Chungmuro, a street in central Seoul, has been referred to as Korea’s center of culture, art and cinematography since the 1960s.

With an increase in marketing budgets, large-scale commercial movies - starting with “My Boss, My Hero” (2001) and “Marrying the Mafia” (2002) - have been more widely promoted and shown. They have tended to eschew serious reflection in favor of simpler dramatic themes, action and comedy.


In addition, the Korean film industry has gotten better at producing seasonal movies targeted to summer audiences. “Haeundae” (2011), for example, a movie about a summer tsunami, drew nearly 11.4 million at the box office. The success of the film spawned other summer spine-chillers such as “Deranged.”

A few years ago, chats about insects infiltrating the human body were all over the Internet and apparently inspired director Park Jung-woo to come up with the idea for “Deranged.”

“It was essential to quickly convert this ‘insect syndrome’ into a motion picture, and the reason for its success was that it came out at the right time of summer vacation when youngsters would come out to watch it,” said the CEO of Ozone Film, which produced the movie.

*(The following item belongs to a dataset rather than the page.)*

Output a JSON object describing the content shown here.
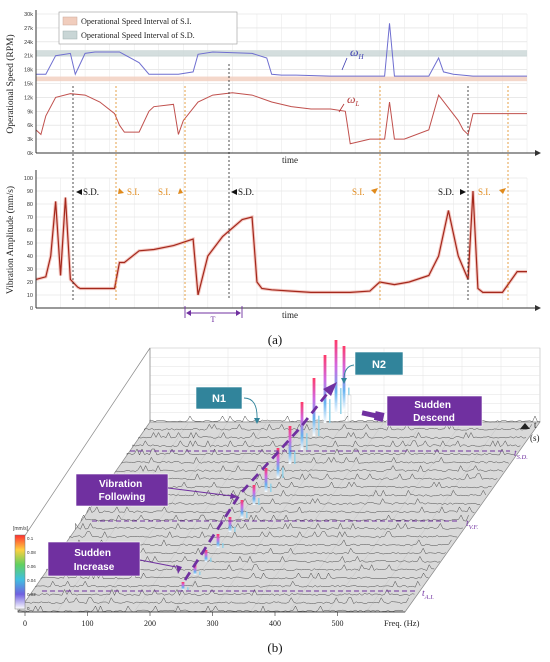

Kim Taek-gyun, department chief of the film distribution company Showbox that produced “The Thieves,” said, “I think the number of movie spectators is rising because even if they are all commercial films, each of them is specifically committed to one kind of genre, such as action, romance, thriller and many more.”

Critic Kim Bong-suk said, “As well as bringing a variety of movies to Chungmuro, which is a place well set-up by competent directors such as Park Chan-wook and Bong Joon-ho, the amount of problematic movies that infringe upon the commerce of investment and publishing can be reduced.”